Abstract 1410: Clarithromycin Inhibited MMP-9 Activation and Attenuated Acute and Chronic Rejection in Murine Cardiac Allografts
Background: Matrix metalloproteinases (MMPs) are critical in the development of inflammation and tissue remodeling. MMP-9 is a key member of MMPs and the level is associated with the rejection of heart transplantation. Clarithromysin (CAM), a major macrolide antibiotic, has been many biological functions including MMP regulation. However, little is known about the effect of CAM in heart transplantation via MMP-9.

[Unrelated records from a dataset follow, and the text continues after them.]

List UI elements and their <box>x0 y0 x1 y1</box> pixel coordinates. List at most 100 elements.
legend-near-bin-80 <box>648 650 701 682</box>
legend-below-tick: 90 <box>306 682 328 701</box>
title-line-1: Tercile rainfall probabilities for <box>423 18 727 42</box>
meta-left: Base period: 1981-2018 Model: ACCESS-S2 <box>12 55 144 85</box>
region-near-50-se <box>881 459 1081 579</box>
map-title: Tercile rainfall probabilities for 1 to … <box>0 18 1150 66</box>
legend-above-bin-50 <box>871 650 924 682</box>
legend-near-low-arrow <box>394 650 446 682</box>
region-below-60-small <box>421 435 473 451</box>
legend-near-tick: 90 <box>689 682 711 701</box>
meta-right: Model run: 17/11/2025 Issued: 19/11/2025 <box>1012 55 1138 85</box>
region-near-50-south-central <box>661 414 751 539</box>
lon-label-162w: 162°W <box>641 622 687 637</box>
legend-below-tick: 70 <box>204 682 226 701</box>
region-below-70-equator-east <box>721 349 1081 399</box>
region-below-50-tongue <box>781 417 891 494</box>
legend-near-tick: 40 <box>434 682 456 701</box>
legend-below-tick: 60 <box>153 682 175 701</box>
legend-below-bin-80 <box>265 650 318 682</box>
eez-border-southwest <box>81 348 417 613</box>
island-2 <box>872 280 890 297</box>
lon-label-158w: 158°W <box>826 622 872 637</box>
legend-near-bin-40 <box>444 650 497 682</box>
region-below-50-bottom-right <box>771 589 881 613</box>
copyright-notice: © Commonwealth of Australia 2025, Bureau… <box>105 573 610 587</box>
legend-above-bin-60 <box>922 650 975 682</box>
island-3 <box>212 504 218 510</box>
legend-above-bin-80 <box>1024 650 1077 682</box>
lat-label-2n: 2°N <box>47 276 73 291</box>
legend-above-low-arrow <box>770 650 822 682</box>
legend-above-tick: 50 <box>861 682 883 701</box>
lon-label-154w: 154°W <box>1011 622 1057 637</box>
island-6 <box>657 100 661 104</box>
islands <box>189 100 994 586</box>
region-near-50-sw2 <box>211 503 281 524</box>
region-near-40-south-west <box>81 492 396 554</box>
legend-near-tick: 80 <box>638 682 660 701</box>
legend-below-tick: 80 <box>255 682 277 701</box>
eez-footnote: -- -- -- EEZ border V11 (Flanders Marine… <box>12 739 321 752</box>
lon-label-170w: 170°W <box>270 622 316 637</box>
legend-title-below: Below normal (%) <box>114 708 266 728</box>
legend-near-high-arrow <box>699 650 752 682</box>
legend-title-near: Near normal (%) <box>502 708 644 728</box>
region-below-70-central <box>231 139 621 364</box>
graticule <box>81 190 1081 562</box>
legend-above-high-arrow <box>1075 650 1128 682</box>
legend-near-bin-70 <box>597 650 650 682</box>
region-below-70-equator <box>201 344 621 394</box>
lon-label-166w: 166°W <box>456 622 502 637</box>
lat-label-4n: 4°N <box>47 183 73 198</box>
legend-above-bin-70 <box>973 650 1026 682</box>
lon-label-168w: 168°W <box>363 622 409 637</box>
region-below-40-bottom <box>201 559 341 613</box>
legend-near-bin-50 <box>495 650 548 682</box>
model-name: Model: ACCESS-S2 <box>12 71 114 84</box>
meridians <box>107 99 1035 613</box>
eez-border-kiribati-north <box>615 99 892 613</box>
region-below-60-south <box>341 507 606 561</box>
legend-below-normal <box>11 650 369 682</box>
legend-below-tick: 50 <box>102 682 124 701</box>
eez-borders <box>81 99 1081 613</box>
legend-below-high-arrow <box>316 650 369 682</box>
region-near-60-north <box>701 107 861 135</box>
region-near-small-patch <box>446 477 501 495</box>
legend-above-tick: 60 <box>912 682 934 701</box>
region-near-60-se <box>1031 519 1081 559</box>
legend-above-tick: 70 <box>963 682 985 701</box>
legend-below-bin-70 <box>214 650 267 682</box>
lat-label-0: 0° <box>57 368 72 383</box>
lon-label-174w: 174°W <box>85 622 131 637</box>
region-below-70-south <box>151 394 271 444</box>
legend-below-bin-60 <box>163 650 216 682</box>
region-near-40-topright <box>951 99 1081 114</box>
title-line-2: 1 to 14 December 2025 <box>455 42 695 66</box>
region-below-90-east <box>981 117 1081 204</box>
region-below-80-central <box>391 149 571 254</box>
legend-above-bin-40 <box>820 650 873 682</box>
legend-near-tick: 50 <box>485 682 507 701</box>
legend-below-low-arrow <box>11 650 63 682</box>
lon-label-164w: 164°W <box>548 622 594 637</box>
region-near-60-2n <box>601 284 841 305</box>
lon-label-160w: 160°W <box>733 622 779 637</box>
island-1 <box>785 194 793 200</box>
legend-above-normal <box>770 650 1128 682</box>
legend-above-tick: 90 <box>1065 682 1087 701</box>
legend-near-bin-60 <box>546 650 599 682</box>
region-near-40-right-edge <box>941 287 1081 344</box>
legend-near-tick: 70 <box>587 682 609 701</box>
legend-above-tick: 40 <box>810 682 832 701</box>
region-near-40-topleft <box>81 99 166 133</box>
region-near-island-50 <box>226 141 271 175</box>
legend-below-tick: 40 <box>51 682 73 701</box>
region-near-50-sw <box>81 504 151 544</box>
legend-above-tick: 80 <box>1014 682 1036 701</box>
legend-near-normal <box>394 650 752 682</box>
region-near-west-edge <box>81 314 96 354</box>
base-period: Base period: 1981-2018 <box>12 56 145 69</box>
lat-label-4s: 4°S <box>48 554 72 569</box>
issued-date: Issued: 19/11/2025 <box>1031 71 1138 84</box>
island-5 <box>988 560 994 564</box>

Methods and Results: To clarify the role of MMPs regulated by CAM in the progression of rejection, we orally administered CAM (100mg/kg) into murine cardiac allograft recipients. CAM improved acute rejection judged by graft survival (control: 7.3+/−0.2 days n=8; CAM: 9.7+/−0.2 days n=8; P<0.05) and by myocardial cell infiltrating area (control: 35.7+/−1.9% n=9; CAM: 19.7+/−3.0% n=9, P<0.05) in a total allomismatch combination. 8 weeks after transplantation, CAM significantly suppressed the development of graft arterial disease (5.1+/−3.0%, n=6) compared to that of non-treatment (25.1+/−6.3%, n=6; P<0.05) in the class II mismatch combination. Immunohistochemically, non-treated allografts showed enhanced expression of T-cells, macrophages, MMP-9 and NF-kappaB while CAM decreased these positive cell numbers. RPA also revealed that CAM-treated allografts significantly attenuated the expression of proinflammatory cytokines such as IFN-gamma, IL-6, IL-10 and IL-15 compared with non-treated grafts. In situ zymography indicated that enhanced MMPs activities were observed in non-treated hearts, while CAM suppressed the levels. In vitro study showed that CAM inhibited the expression of MMP-9 using Western blot and RT-PCR in cytokine stimulated macrophages and SMCs. The effects of inhibited MMP-9 by CAM suppressed SMCs migration (native: 23.5+/−4.5 cells, control: 97.0+/− 5.0, CAM: 53.4+/−4.5, P<0.05) and proliferation (native: 0.44+/−0.01OD, control: 0.56+/−0.03, CAM: 0.44+/−0.004, P<0.05) compared with control.
Conclusion: CAM is useful to suppress allograft remodeling because it is critically involved in the prevention of cardiac rejection through the suppression of MMP-9.